Champions League
Nella vittoria del Milan contro il Paris Saint-Germain c'è la rivolta contro il calcio filosofeggiante
La squadra di Stefano Pioli ha giocato un calcio piacevole e demodé, riportando a San Siro quel modo di giocare che sembrava sparito nel filosofeggiare sul pallone: corsa, lotta, maniere dure e ripartenze
È da anni che il calcio è scivolato in dibattiti filosofeggianti, su spazi, posizioni e interpretazioni del campo, tanto da far sembrare un’anticaglia la vecchia constatazione del per vincere devi fare un gol più degli avversari. La via spagnola della nuova interpretazione del pallone è stata esportata un po’ ovunque, a volte si è trasformata in dogma, trasformando il calcio in qualcosa di ben più complesso di quanto sembrava un tempo. Eppure questo sport è sempre lo stesso e l’anticaglia conservatrice del per vincere devi fare un gol più degli avversari è comunque valida e, per realizzarla, le cose da fare sono sempre le stesse, soprattutto quando non si è i più forti in campo: avere a centrocampo almeno due giocatori che corrono e quando c’è da menare menano, difendere in tanti – in tutti, compresi gli attaccanti – e ordinatamente cercando di dare il più fastidio possibile agli avversari più forti, ripartire in contropiede e sperare che il giocatore più forte sia in giornata buona. A San Siro martedì sera, il Milan contro il Paris Saint-Germain è riuscito a fare tutto questo e ha vinto, soprattutto ha dimostrato che tanto filosofeggiare sul calcio non è necessario, perché in fin dei conti servono sempre quelle quattro cinque cose che servono da sessant’anni a questa parte. Perché piacciono a tutti le rivoluzioni, le novità, ma poi ai tifosi interessa soprattutto una cosa: vincere. E va benissimo vincere anche in modo reazionario.

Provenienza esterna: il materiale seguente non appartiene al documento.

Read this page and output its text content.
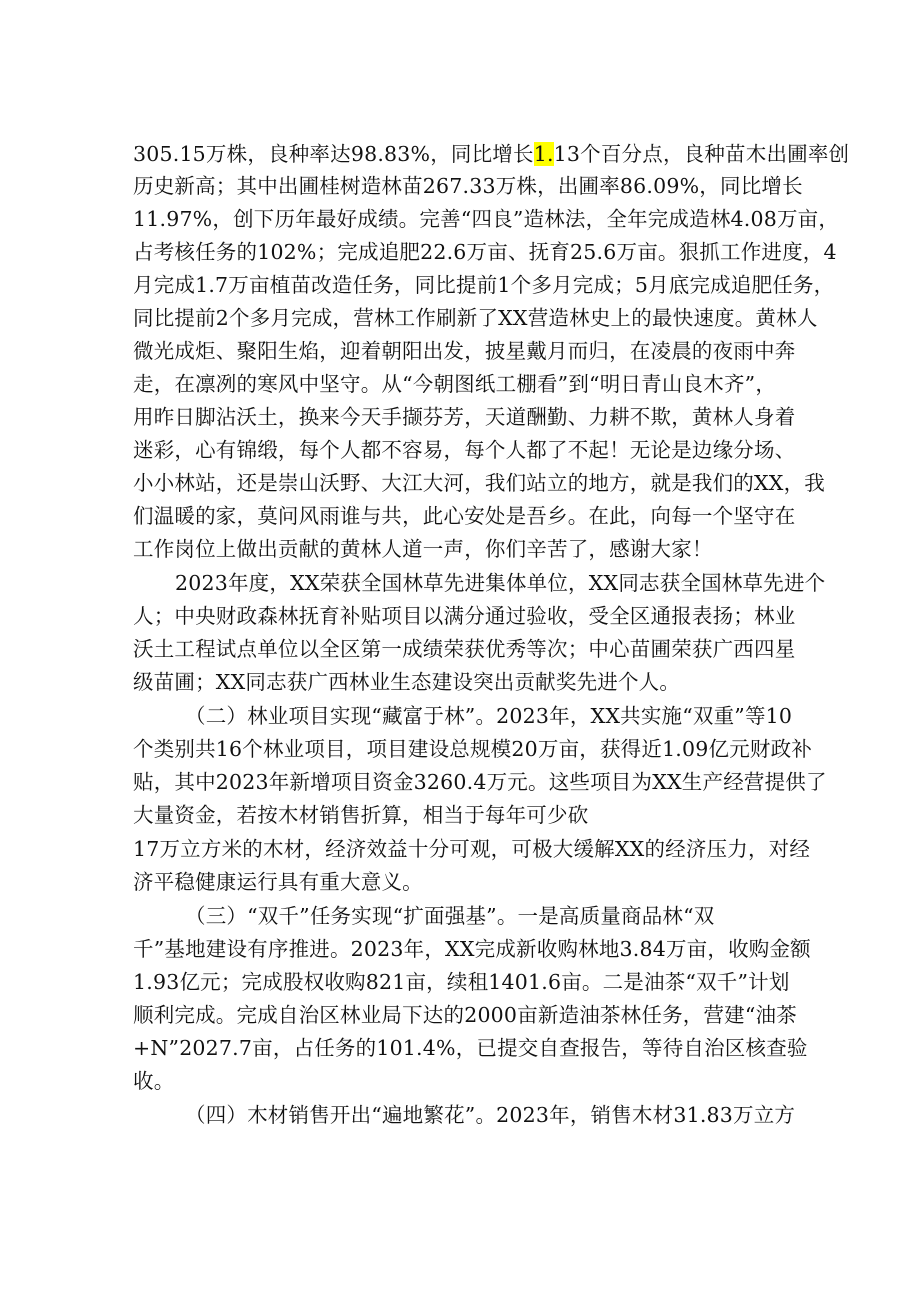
305.15万株，良种率达98.83%，同比增长1.13个百分点，良种苗木出圃率创
历史新高；其中出圃桂树造林苗267.33万株，出圃率86.09%，同比增长
11.97%，创下历年最好成绩。完善“四良”造林法，全年完成造林4.08万亩，
占考核任务的102%；完成追肥22.6万亩、抚育25.6万亩。狠抓工作进度，4
月完成1.7万亩植苗改造任务，同比提前1个多月完成；5月底完成追肥任务，
同比提前2个多月完成，营林工作刷新了XX营造林史上的最快速度。黄林人
微光成炬、聚阳生焰，迎着朝阳出发，披星戴月而归，在凌晨的夜雨中奔
走，在凛冽的寒风中坚守。从“今朝图纸工棚看”到“明日青山良木齐”，
用昨日脚沾沃土，换来今天手撷芬芳，天道酬勤、力耕不欺，黄林人身着
迷彩，心有锦缎，每个人都不容易，每个人都了不起！无论是边缘分场、
小小林站，还是崇山沃野、大江大河，我们站立的地方，就是我们的XX，我
们温暖的家，莫问风雨谁与共，此心安处是吾乡。在此，向每一个坚守在
工作岗位上做出贡献的黄林人道一声，你们辛苦了，感谢大家！
2023年度，XX荣获全国林草先进集体单位，XX同志获全国林草先进个
人；中央财政森林抚育补贴项目以满分通过验收，受全区通报表扬；林业
沃土工程试点单位以全区第一成绩荣获优秀等次；中心苗圃荣获广西四星
级苗圃；XX同志获广西林业生态建设突出贡献奖先进个人。
（二）林业项目实现“藏富于林”。2023年，XX共实施“双重”等10
个类别共16个林业项目，项目建设总规模20万亩，获得近1.09亿元财政补
贴，其中2023年新增项目资金3260.4万元。这些项目为XX生产经营提供了
大量资金，若按木材销售折算，相当于每年可少砍
17万立方米的木材，经济效益十分可观，可极大缓解XX的经济压力，对经
济平稳健康运行具有重大意义。
（三）“双千”任务实现“扩面强基”。一是高质量商品林“双
千”基地建设有序推进。2023年，XX完成新收购林地3.84万亩，收购金额
1.93亿元；完成股权收购821亩，续租1401.6亩。二是油茶“双千”计划
顺利完成。完成自治区林业局下达的2000亩新造油茶林任务，营建“油茶
+N”2027.7亩，占任务的101.4%，已提交自查报告，等待自治区核查验
收。
（四）木材销售开出“遍地繁花”。2023年，销售木材31.83万立方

Era da un po’ di tempo che Stefano Pioli aveva provato a crearsi uno spazio tra i pensatori del calcio. Aveva dovuto fare a spallate, perché lo spazio era affollato. Forse si è trovato male, forse ha pensato di non essere benaccetto. Ha fatto un passo indietro, chissà se definitivo. È tornato nella sterminata periferia del nostro calcio, quella ruspante che bada al sodo.
Anche il Milan è tornato a badare al sodo in una sera di Champions League che poteva essere un disastro, la fine di tutto. Nove minuti e il Paris Saint-Germain era già in vantaggio: gol di Milan Škriniar, che farà anche Milan di nome, ma che è ora parigino e un tempo, a lungo, interista.

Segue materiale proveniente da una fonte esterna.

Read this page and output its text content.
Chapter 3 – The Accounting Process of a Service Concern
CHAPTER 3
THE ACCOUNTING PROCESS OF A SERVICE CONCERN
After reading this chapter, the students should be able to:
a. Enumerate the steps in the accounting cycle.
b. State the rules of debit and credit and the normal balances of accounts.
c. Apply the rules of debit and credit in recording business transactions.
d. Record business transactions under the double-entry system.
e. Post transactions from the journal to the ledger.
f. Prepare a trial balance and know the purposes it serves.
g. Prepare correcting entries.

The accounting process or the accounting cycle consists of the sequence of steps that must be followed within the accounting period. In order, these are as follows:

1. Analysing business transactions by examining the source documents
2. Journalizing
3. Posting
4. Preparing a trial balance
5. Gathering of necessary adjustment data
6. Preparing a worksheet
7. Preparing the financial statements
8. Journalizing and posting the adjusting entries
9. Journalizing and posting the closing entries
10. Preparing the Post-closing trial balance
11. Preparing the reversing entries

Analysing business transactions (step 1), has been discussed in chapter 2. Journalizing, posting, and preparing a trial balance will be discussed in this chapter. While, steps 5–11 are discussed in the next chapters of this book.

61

Poteva essere un disastro, non lo è stato.
E non lo è stato perché Rafael Leão ha fatto quello che gli riesce meglio, ossia dribblare, superare un avversario dopo l’altro, con l’imprevedibilità del tocco e con la velocità; perché gli è riuscito quello che non gli riesce sempre, ossia segnare; perché ha fatto quello che non ha fatto quasi mai, ossia essere trascinatore, leader e quindi capace di sacrificarsi anche tornando in difesa quando serve.
Non lo è stato perché Olivier Giroud ha fatto ciò che spesso fa, ossia segnare.
Non lo è stato perché Yunus Musah, Tijjani Reijnders e Ruben Loftus-Cheek, soprattutto Loftus-Cheek, hanno coperto, recuperato palloni, corso tantissimo, e poi sono ripartiti, hanno puntato l'area avversaria, non hanno concesso ai parigini la possibilità di fare con il pallone quello che sanno fare meglio, cioè tutto, soprattutto servire il giocatore più forte, Kylian Mbappé. Il francese poteva, doveva, essere decisivo. Non è riuscito a esserlo. Si è ritrovato davanti a lungo un Davide Calabria capace di rendergli la vita difficile, di difendere alla vecchia maniera italiana, quella che non ti dava tregua, dura, a volte cattiva, senz’altro tormentosa.
Il Milan a San Siro si è rimesso addosso un vestito demodé, fatto di corsa, lotta e provincia. Il Milan ha parlato con un gioco che forse non sa esprimere i concetti calcistici raffinati di gran moda ovunque in Europa, soprattutto negli stadi ricchi, imbellettati di raffinati campioni celebrati e molto costosi, ma tant’è. Stefano Pioli non poteva perdere, la sua squadra è stata in ogni caso, se non elegante, senz’altro molto godibile, soprattutto vincente. Che era poi quello che spesso nelle ultime settimane era mancato. E si sa che in fondo conta solo questo. La raffinatezza, la prevalenza dell’estetica, spesso è un lusso che non tutti possono concedersi.